Katara Hospitality opened Sheraton Doha Resort & Convention Hotel in 1982. In a partnership with the premier Spanish football division, La Liga, Katara Hospitality launched the first-ever "La Liga Lounge" at the Sheraton Resort in Doha in March 2017.

=== Properties===
In 2012, Katara had a portfolio of 24 hotels. By mid-2017, the company had increased its portfolio to 40 hotels.
- Qatar: The Ritz-Carlton Doha, Sharq Village & Spa, Somerset West Bay Doha, Simaisma Resort, Sheraton Grand Doha Resort & Convention Hotel, Sealine Beach Resort, Rixos Gulf Hotel Doha, Rixos Qetaifan Island North Doha, Movenpick Hotel Doha, Katara Towers Lusail Marina, Jouri Hotel, Hotel Park, Hilton Salwa Beach Resort & Villas Doha, Dana Club, Al Messila Resort.
- Switzerland: Bürgenstock Resort Lake Lucerne, Hotel Royal Savoy Lausanne, Hotel Schweizerhof – Bern.
- France: Carlton Cannes Hotel, Le Royal Monceau – Raffles Paris, Maison Delano, The Peninsula Paris
- Italy: The Westin Excelsior Rome, Excelsior Hotel Gallia, a Luxury Collection Hotel, Milan,
- UK: Grosvenor House Hotel, The Adria, The Savoy, A Fairmont Managed Hotel
- The Netherlands: InterContinental Amstel Amsterdam
- Spain: InterContinental Madrid
- Morocco: Fairmont Tazi Palace, Tangier
- Egypt: Renaissance Sharm El Sheikh Golden View Beach Resort
- Thailand: Chiva-Som, Hua Hin
- Singapore: Raffles Hotel Singapore
- US: Dream Downtown, New York and Plaza Hotel

===Investments===
====Africa====

Katara Hospitality's first international investment came in 2006, under its previous identity, Qatar National Hotels Company (QNH). That year, it acquired Egypt's Renaissance Sharm El Sheikh Resort.

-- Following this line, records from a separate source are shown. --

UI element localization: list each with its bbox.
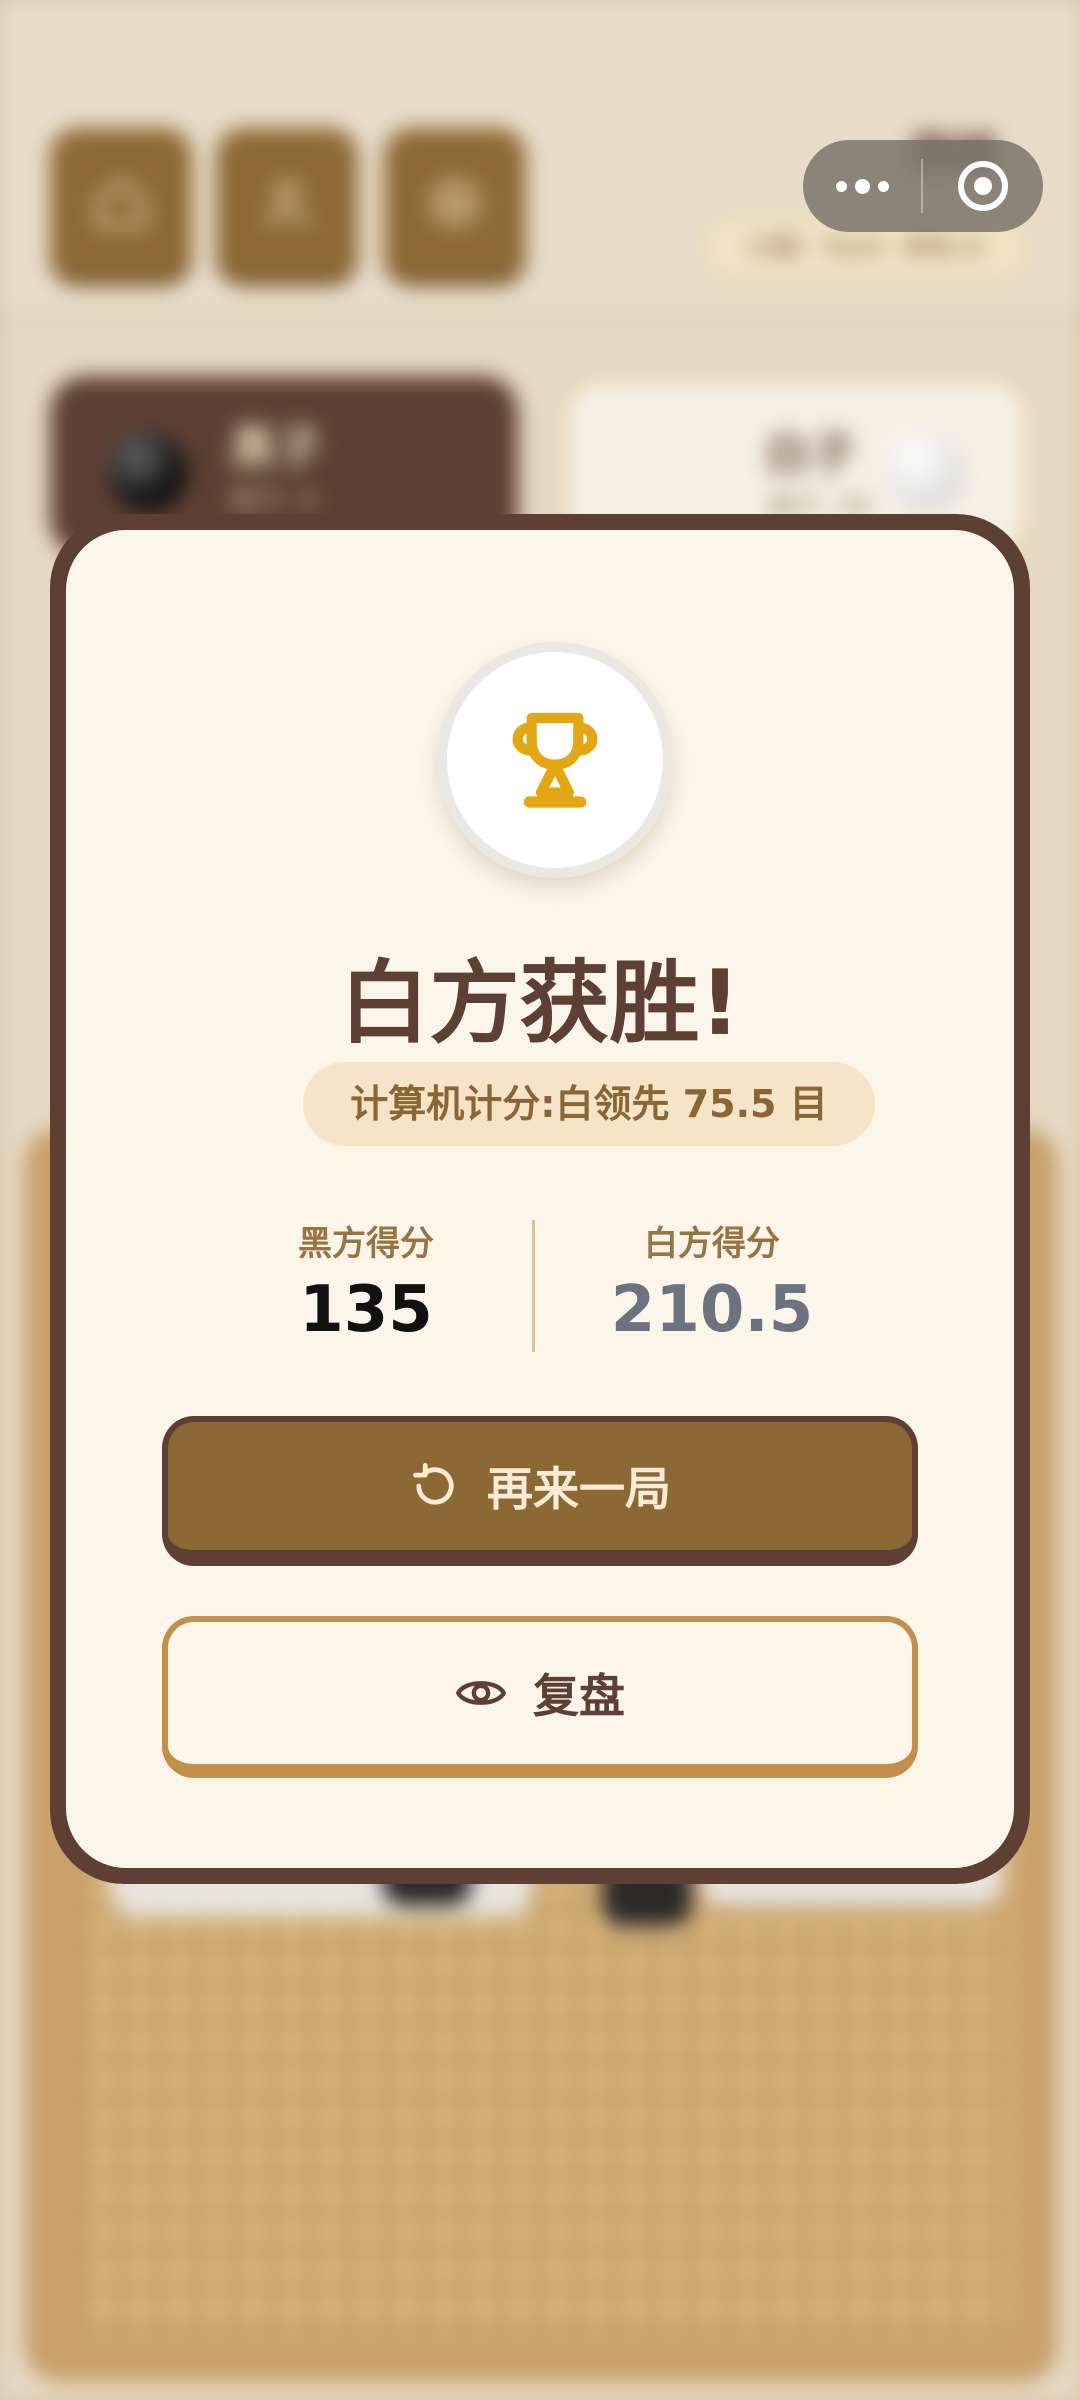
target-icon <box>958 161 1008 211</box>
play-again-label: 再来一局 <box>487 1462 671 1516</box>
black-score-block: 黑方得分 135 <box>216 1216 516 1347</box>
more-dot-icon <box>835 180 847 192</box>
restart-icon <box>413 1463 454 1505</box>
close-miniprogram-button[interactable] <box>923 140 1043 232</box>
white-player-name: 白子 <box>764 427 856 481</box>
black-score-value: 135 <box>299 1273 433 1347</box>
more-dot-icon <box>854 178 870 194</box>
home-icon <box>96 178 146 228</box>
black-score-label: 黑方得分 <box>298 1224 434 1264</box>
user-icon <box>265 181 309 226</box>
replay-button[interactable]: 复盘 <box>162 1616 918 1778</box>
white-score-value: 210.5 <box>610 1273 814 1347</box>
trophy-badge <box>437 642 673 878</box>
settings-icon <box>427 175 483 228</box>
more-dot-icon <box>877 180 889 192</box>
trophy-icon <box>512 712 598 808</box>
score-margin-badge: 计算机计分:白领先 75.5 目 <box>303 1062 875 1146</box>
black-player-name: 黑子 <box>230 421 322 475</box>
profile-button[interactable] <box>216 128 358 278</box>
game-result-dialog: 白方获胜! 计算机计分:白领先 75.5 目 黑方得分 135 白方得分 210… <box>50 514 1030 1884</box>
score-divider <box>532 1220 535 1352</box>
dialog-body: 白方获胜! 计算机计分:白领先 75.5 目 黑方得分 135 白方得分 210… <box>66 530 1014 1868</box>
eye-icon <box>455 1681 507 1705</box>
home-button[interactable] <box>50 128 192 278</box>
settings-button[interactable] <box>384 128 526 278</box>
more-options-button[interactable] <box>803 140 921 232</box>
white-score-block: 白方得分 210.5 <box>562 1216 862 1347</box>
play-again-button[interactable]: 再来一局 <box>162 1416 918 1566</box>
black-player-captures: 提子: 4 <box>230 486 316 516</box>
miniprogram-capsule <box>803 140 1043 232</box>
result-title: 白方获胜! <box>339 951 741 1056</box>
white-stone-icon <box>886 432 966 512</box>
white-score-label: 白方得分 <box>644 1224 780 1264</box>
replay-label: 复盘 <box>533 1669 625 1723</box>
black-stone-icon <box>108 432 188 512</box>
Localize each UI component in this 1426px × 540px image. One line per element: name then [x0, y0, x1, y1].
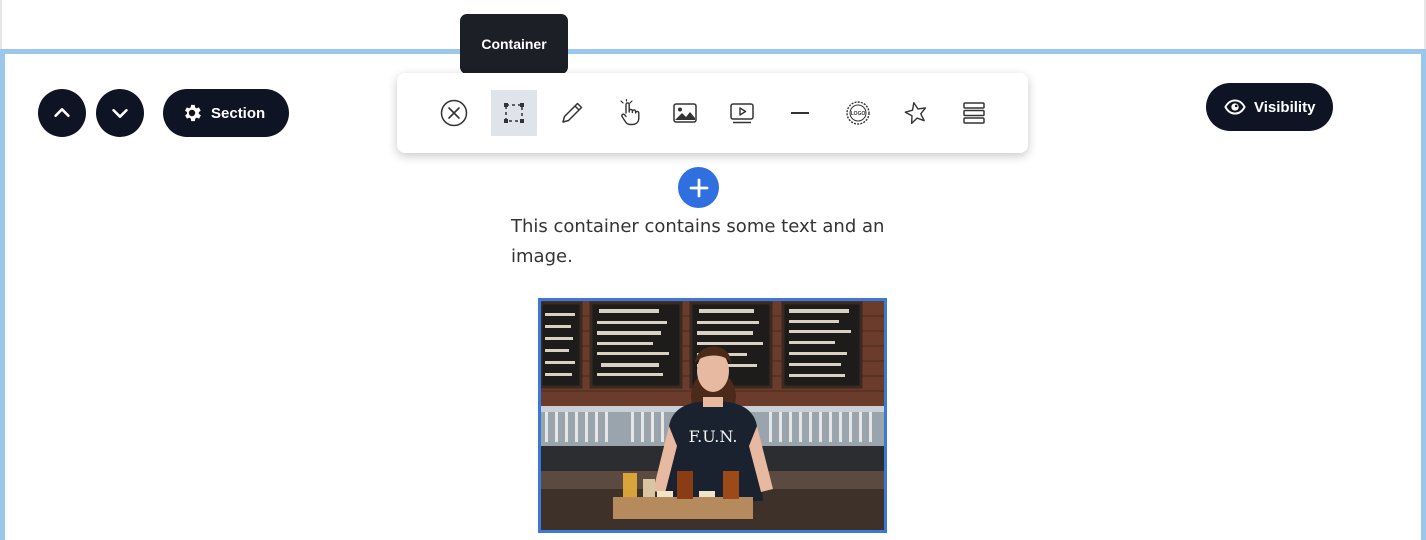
- container-image[interactable]: F.U.N.: [538, 298, 887, 533]
- video-tool-button[interactable]: [719, 90, 765, 136]
- gear-icon: [185, 104, 201, 122]
- image-icon: [673, 103, 697, 123]
- element-toolbar: LOGO: [397, 73, 1028, 153]
- container-tool-button[interactable]: [491, 90, 537, 136]
- button-tool-button[interactable]: [606, 90, 652, 136]
- previous-section: [0, 0, 1426, 50]
- visibility-label: Visibility: [1254, 98, 1316, 116]
- icon-tool-button[interactable]: [893, 90, 939, 136]
- video-icon: [730, 103, 754, 124]
- move-down-button[interactable]: [96, 89, 144, 137]
- move-up-button[interactable]: [38, 89, 86, 137]
- add-element-button[interactable]: [678, 167, 719, 208]
- star-icon: [904, 102, 927, 125]
- rows-icon: [963, 102, 985, 124]
- tooltip-text: Container: [481, 36, 547, 52]
- container-tooltip: Container: [460, 14, 568, 81]
- rows-tool-button[interactable]: [951, 90, 997, 136]
- section-settings-button[interactable]: Section: [163, 89, 290, 137]
- image-tool-button[interactable]: [662, 90, 708, 136]
- pencil-icon: [562, 102, 583, 123]
- eye-icon: [1224, 99, 1246, 115]
- divider-icon: [791, 112, 809, 114]
- plus-icon: [689, 178, 708, 197]
- container-text[interactable]: This container contains some text and an…: [511, 212, 901, 272]
- brewery-photo: F.U.N.: [541, 301, 884, 530]
- logo-badge-icon: LOGO: [846, 101, 870, 125]
- editor-canvas: Section Visibility Container LOGO This c…: [0, 0, 1426, 540]
- close-circle-icon: [440, 99, 468, 127]
- container-icon: [504, 103, 524, 123]
- close-toolbar-button[interactable]: [431, 90, 477, 136]
- logo-tool-button[interactable]: LOGO: [835, 90, 881, 136]
- chevron-down-icon: [112, 108, 128, 118]
- pointer-hand-icon: [620, 99, 640, 126]
- text-tool-button[interactable]: [549, 90, 595, 136]
- divider-tool-button[interactable]: [777, 90, 823, 136]
- visibility-button[interactable]: Visibility: [1206, 83, 1334, 131]
- section-label: Section: [211, 104, 266, 122]
- svg-text:LOGO: LOGO: [851, 111, 866, 117]
- shirt-text: F.U.N.: [689, 427, 738, 446]
- chevron-up-icon: [54, 108, 70, 118]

In April 2010, QNH signed a deal with the Comoran government to build a $70 million hotel resort in Comoros. The deal came after a donors conference geared towards Comoros was hosted by Qatar in March 2010.

Morocco and the QNH signed a $55 million deal in November 2011 to refurbish the Tazi Palace, located in Tangier.

In Gambia, the company signed a deal with the Gambian government in October 2012 to build a $200 million resort next to Banjul, the capital.

====Europe====
The Excelsior Hotel Gallia in Milan, Italy was acquired by the company in 2015. It is part of The Luxury Collection. In addition it runs the Westin Excelsior Rome.

Katara Hospitality has invested in several properties in Paris. Hotels it owns include The Peninsula Paris and the Royal Monceau Raffles Paris.

In Switzerland, the company has invested $1 billion into renovating the Bürgenstock Resort Lake Lucerne, which it owns.

In the Netherlands, Katara Hospitality own the Amstel Hotel run by the Intercontinental Group.

====Americas====
Katara Hospitality acquired full ownership of New York City's Plaza Hotel in July 2018 after buying the hotel's ownership stakes from Sahara India Pariwar, and from Ben Ashkenazy and Al-Waleed bin Talal.